La galoppata di Run Like Hell è sempre stata, per me, il brano che sancisce l’approssimarsi della fine. Ecco, sempre in divisa i musicisti, Waiting For The Worms, interrotta improvvisamente dai trenta secondi di Stop, che dissolvono in The Trial. La sequenza del processo si conclude con un momento immaginato mille volte, ma che mai credevo avrei potuto vivere: dopo i ripetuti, folli, «Tear down the wall», il muro crolla, crolla davvero.

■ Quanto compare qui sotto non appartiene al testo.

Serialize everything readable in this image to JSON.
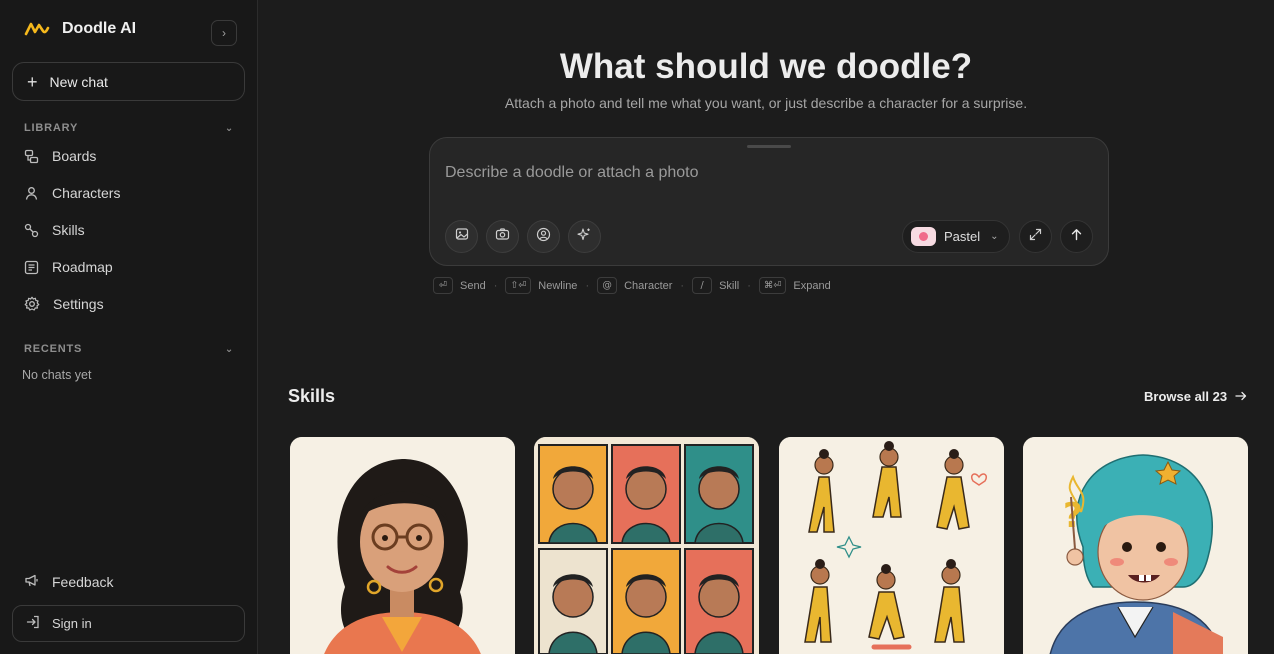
{
  "sidebar": {
    "brand": "Doodle AI",
    "new_chat": "New chat",
    "library_heading": "LIBRARY",
    "items": [
      {
        "label": "Boards",
        "icon": "boards-icon"
      },
      {
        "label": "Characters",
        "icon": "user-icon"
      },
      {
        "label": "Skills",
        "icon": "skills-icon"
      },
      {
        "label": "Roadmap",
        "icon": "roadmap-icon"
      },
      {
        "label": "Settings",
        "icon": "gear-icon"
      }
    ],
    "recents_heading": "RECENTS",
    "recents_empty": "No chats yet",
    "feedback": "Feedback",
    "sign_in": "Sign in"
  },
  "hero": {
    "title": "What should we doodle?",
    "subtitle": "Attach a photo and tell me what you want, or just describe a character for a surprise."
  },
  "composer": {
    "placeholder": "Describe a doodle or attach a photo",
    "style_label": "Pastel",
    "style_color": "#f06a8a"
  },
  "hints": [
    {
      "key": "⏎",
      "label": "Send"
    },
    {
      "key": "⇧⏎",
      "label": "Newline"
    },
    {
      "key": "@",
      "label": "Character"
    },
    {
      "key": "/",
      "label": "Skill"
    },
    {
      "key": "⌘⏎",
      "label": "Expand"
    }
  ],
  "skills": {
    "title": "Skills",
    "browse": "Browse all 23"
  },
  "colors": {
    "accent": "#f5b81c",
    "background": "#1c1c1c",
    "sidebar": "#181818"
  }
}
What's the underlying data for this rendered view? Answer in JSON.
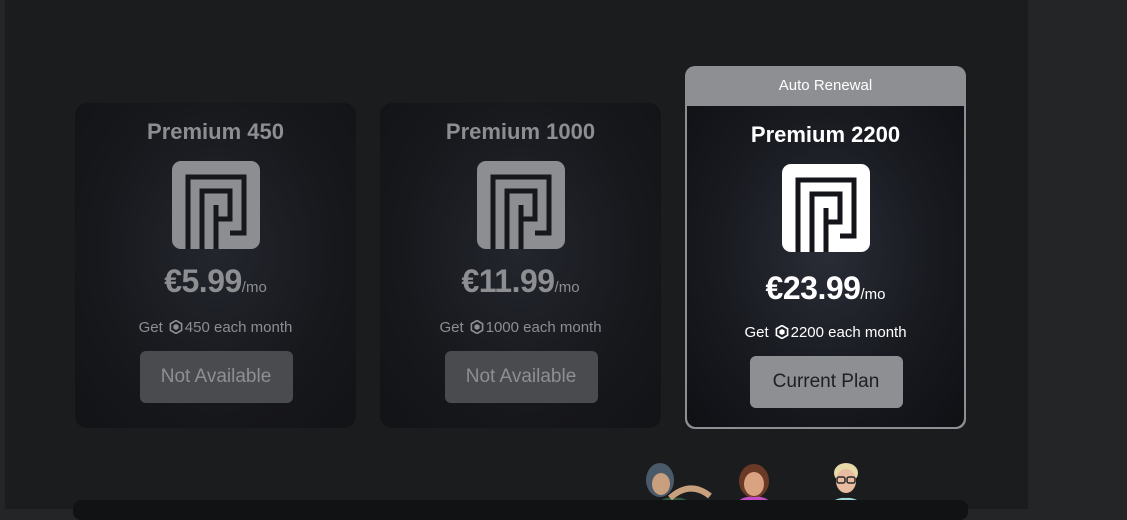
{
  "plans": [
    {
      "title": "Premium 450",
      "price": "€5.99",
      "per": "/mo",
      "get_prefix": "Get",
      "robux_text": "450 each month",
      "button_label": "Not Available"
    },
    {
      "title": "Premium 1000",
      "price": "€11.99",
      "per": "/mo",
      "get_prefix": "Get",
      "robux_text": "1000 each month",
      "button_label": "Not Available"
    },
    {
      "title": "Premium 2200",
      "price": "€23.99",
      "per": "/mo",
      "get_prefix": "Get",
      "robux_text": "2200 each month",
      "button_label": "Current Plan",
      "banner": "Auto Renewal"
    }
  ],
  "icons": {
    "plan_logo": "premium-logo-icon",
    "currency": "robux-icon"
  },
  "colors": {
    "page_bg": "#1b1c1e",
    "card_bg": "#17181c",
    "featured_border": "#8d8f92",
    "muted_text": "#8d8e92",
    "active_text": "#ffffff",
    "disabled_button": "#4a4b4f",
    "current_button": "#8d8f92"
  }
}
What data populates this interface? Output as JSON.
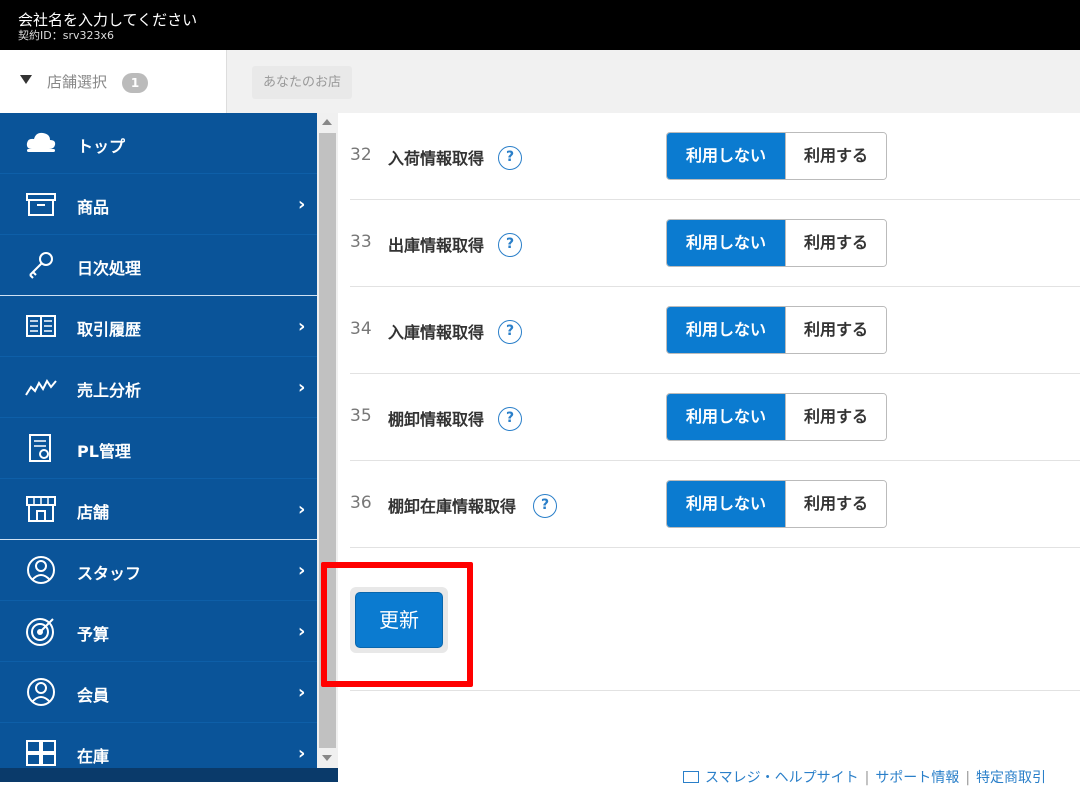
{
  "header": {
    "company": "会社名を入力してください",
    "contract_id": "契約ID：srv323x6"
  },
  "store_bar": {
    "select_label": "店舗選択",
    "count": "1",
    "store_chip": "あなたのお店"
  },
  "sidebar": {
    "items": [
      {
        "label": "トップ",
        "icon": "cloud-icon",
        "chevron": ""
      },
      {
        "label": "商品",
        "icon": "box-icon",
        "chevron": "›"
      },
      {
        "label": "日次処理",
        "icon": "key-icon",
        "chevron": ""
      },
      {
        "label": "取引履歴",
        "icon": "book-icon",
        "chevron": "›"
      },
      {
        "label": "売上分析",
        "icon": "chart-line-icon",
        "chevron": "›"
      },
      {
        "label": "PL管理",
        "icon": "report-icon",
        "chevron": ""
      },
      {
        "label": "店舗",
        "icon": "store-icon",
        "chevron": "›"
      },
      {
        "label": "スタッフ",
        "icon": "person-icon",
        "chevron": "›"
      },
      {
        "label": "予算",
        "icon": "target-icon",
        "chevron": "›"
      },
      {
        "label": "会員",
        "icon": "member-icon",
        "chevron": "›"
      },
      {
        "label": "在庫",
        "icon": "grid-icon",
        "chevron": "›"
      }
    ]
  },
  "settings": {
    "rows": [
      {
        "num": "32",
        "name": "入荷情報取得",
        "off": "利用しない",
        "on": "利用する"
      },
      {
        "num": "33",
        "name": "出庫情報取得",
        "off": "利用しない",
        "on": "利用する"
      },
      {
        "num": "34",
        "name": "入庫情報取得",
        "off": "利用しない",
        "on": "利用する"
      },
      {
        "num": "35",
        "name": "棚卸情報取得",
        "off": "利用しない",
        "on": "利用する"
      },
      {
        "num": "36",
        "name": "棚卸在庫情報取得",
        "off": "利用しない",
        "on": "利用する"
      }
    ],
    "help": "?",
    "update_label": "更新"
  },
  "footer": {
    "help_site": "スマレジ・ヘルプサイト",
    "support": "サポート情報",
    "tokusho": "特定商取引"
  },
  "colors": {
    "sidebar": "#0a5499",
    "accent": "#0b7bd0",
    "highlight": "#ff0000"
  }
}
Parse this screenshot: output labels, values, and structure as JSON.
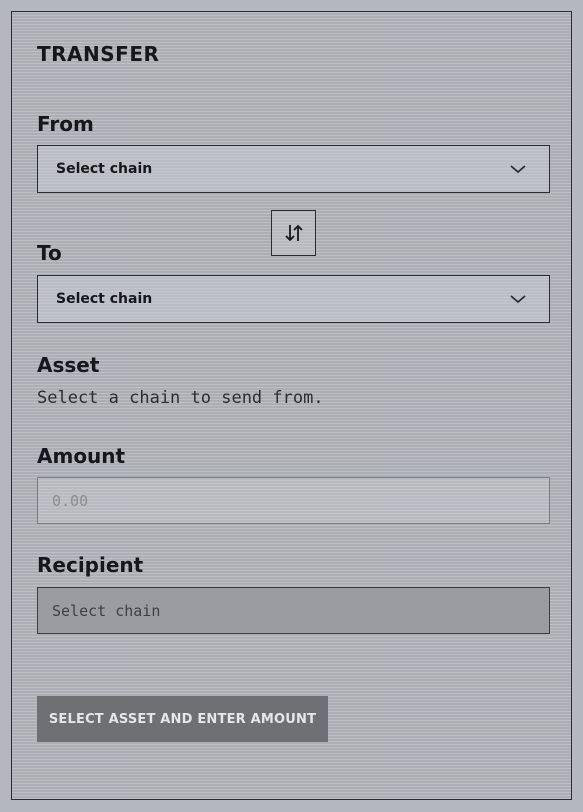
{
  "panel": {
    "title": "TRANSFER"
  },
  "from": {
    "label": "From",
    "select_value": "Select chain",
    "icon": "chevron-down-icon"
  },
  "swap": {
    "icon": "swap-arrows-icon"
  },
  "to": {
    "label": "To",
    "select_value": "Select chain",
    "icon": "chevron-down-icon"
  },
  "asset": {
    "label": "Asset",
    "helper": "Select a chain to send from."
  },
  "amount": {
    "label": "Amount",
    "placeholder": "0.00"
  },
  "recipient": {
    "label": "Recipient",
    "placeholder": "Select chain"
  },
  "action": {
    "button_label": "SELECT ASSET AND ENTER AMOUNT"
  }
}
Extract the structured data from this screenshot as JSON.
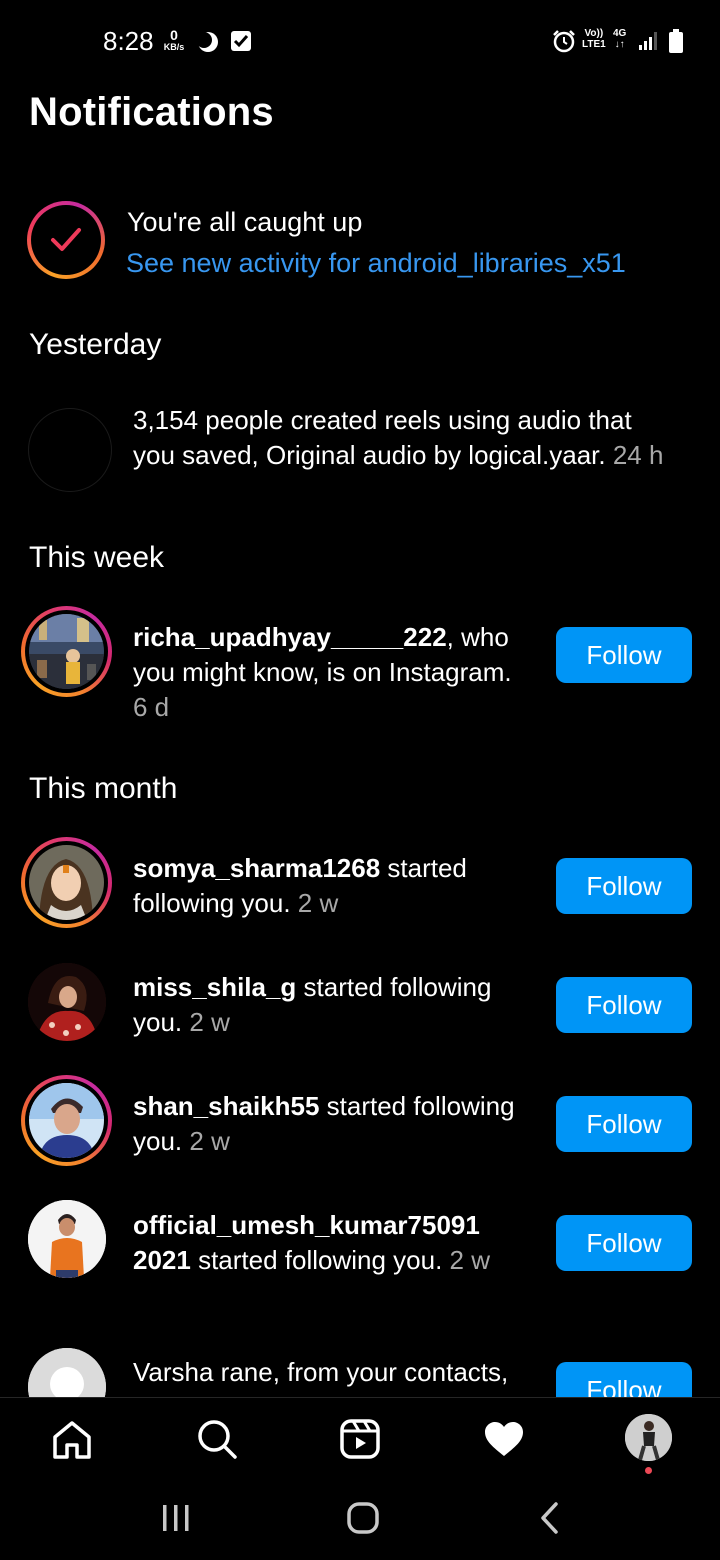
{
  "status_bar": {
    "time": "8:28",
    "speed_value": "0",
    "speed_unit": "KB/s",
    "lte_top": "Vo))",
    "lte_bottom": "LTE1",
    "net_top": "4G",
    "net_bottom": "↓↑"
  },
  "header": {
    "title": "Notifications"
  },
  "caught_up": {
    "title": "You're all caught up",
    "link": "See new activity for android_libraries_x51"
  },
  "sections": {
    "yesterday": "Yesterday",
    "this_week": "This week",
    "this_month": "This month"
  },
  "notifications": [
    {
      "user": "",
      "text": "3,154 people created reels using audio that you saved, Original audio by logical.yaar.",
      "time": "24 h"
    },
    {
      "user": "richa_upadhyay_____222",
      "text": ", who you might know, is on Instagram.",
      "time": "6 d",
      "button": "Follow"
    },
    {
      "user": "somya_sharma1268",
      "text": " started following you.",
      "time": "2 w",
      "button": "Follow"
    },
    {
      "user": "miss_shila_g",
      "text": " started following you.",
      "time": "2 w",
      "button": "Follow"
    },
    {
      "user": "shan_shaikh55",
      "text": " started following you.",
      "time": "2 w",
      "button": "Follow"
    },
    {
      "user": "official_umesh_kumar750912021",
      "text": " started following you.",
      "time": "2 w",
      "button": "Follow"
    },
    {
      "user": "",
      "text": "Varsha rane, from your contacts,",
      "time": "",
      "button": "Follow"
    }
  ],
  "bottom_nav": [
    "home-icon",
    "search-icon",
    "reels-icon",
    "heart-icon",
    "profile-avatar"
  ],
  "colors": {
    "accent": "#0095f6",
    "link": "#3897f0",
    "muted": "#a8a8a8",
    "background": "#000000"
  }
}
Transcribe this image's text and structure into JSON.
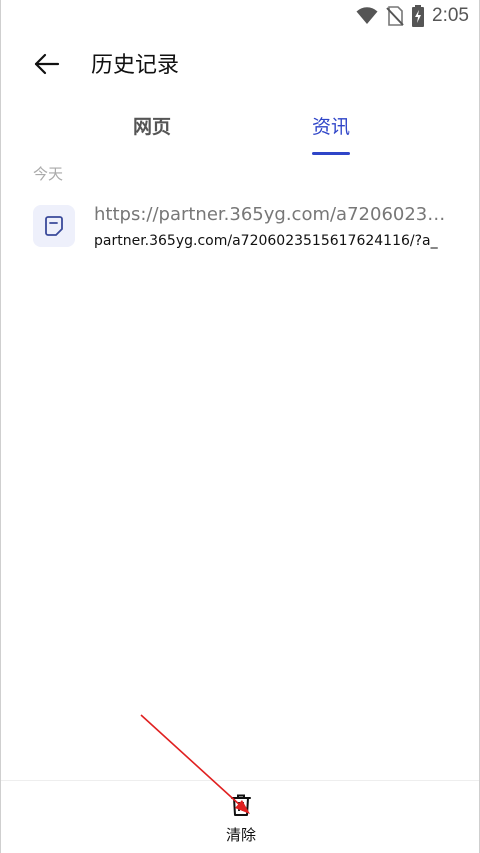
{
  "status_bar": {
    "time": "2:05",
    "icons": [
      "wifi-icon",
      "no-sim-icon",
      "battery-charging-icon"
    ]
  },
  "header": {
    "back_icon": "arrow-left-icon",
    "title": "历史记录"
  },
  "tabs": [
    {
      "label": "网页",
      "active": false
    },
    {
      "label": "资讯",
      "active": true
    }
  ],
  "section": {
    "label": "今天",
    "items": [
      {
        "icon": "document-icon",
        "title": "https://partner.365yg.com/a7206023515…",
        "subtitle": "partner.365yg.com/a7206023515617624116/?a_"
      }
    ]
  },
  "bottom_bar": {
    "clear_icon": "trash-icon",
    "clear_label": "清除"
  },
  "colors": {
    "accent": "#2f45c8",
    "icon_bg": "#eef0fb",
    "annotation_arrow": "#e02020"
  }
}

Alcuni mattoni superano il palco, ammucchiandosi tra questo e le transenne. Restano in piedi le zone ai lati, sostanzialmente ciò che già c’era all’inizio del concerto. Dallo scenario, ora calmo, della distruzione, riemergono i dodici musicisti, che si riuniscono tutti in fila in proscenio, questa volta, finalmente, senza divise né stendardi, ma con magliette colorate e armati solo di chitarre acustiche, un banjo e una fisarmonica. Roger suona una tromba un po’ sfiatata, facendo vibrare il malinconico ma positivo tema finale di Outside The Wall nei nostri cuori, prima che nelle nostre orecchie. Una lenta e costante pioggia di grossi coriandoli scarlatti invade il palazzetto, mentre Waters ci presenta uno per uno tutti gli strumentisti: le ovazioni più forti sono per suo figlio e per Snowy White, grande chitarrista già presente nel tour storico 1980/1981.
Gli applausi sembrano non volersi placare: sappiamo che lo spettacolo è terminato, non ci saranno bis né pezzi bonus, dunque vogliamo tenere lì Roger e i suoi per più tempo possibile. Arriva però il momento di separarsi: le luci si accendono, Roger non c’è più, il Forum si sta già svuotando. Lo sforzo fisico e la commozione nei nostri occhi, Eta e io, abbracciati e ancora ammutoliti, ci avviamo per ricongiungerci a Baldo e Bona. Solo a quel punto, tra le sedie di platea, facciamo caso ai pezzettini di carta rossa che sono calati nel finale. Non sono semplici coriandoli, sono le forme dei simboli del video a commento di Goodbye Blue Sky, che, dallo schermo, si sono materializzati in sala, sopra di noi, come un bombardamento. È per questo che, ancora oggi, è giusto che il muro crolli.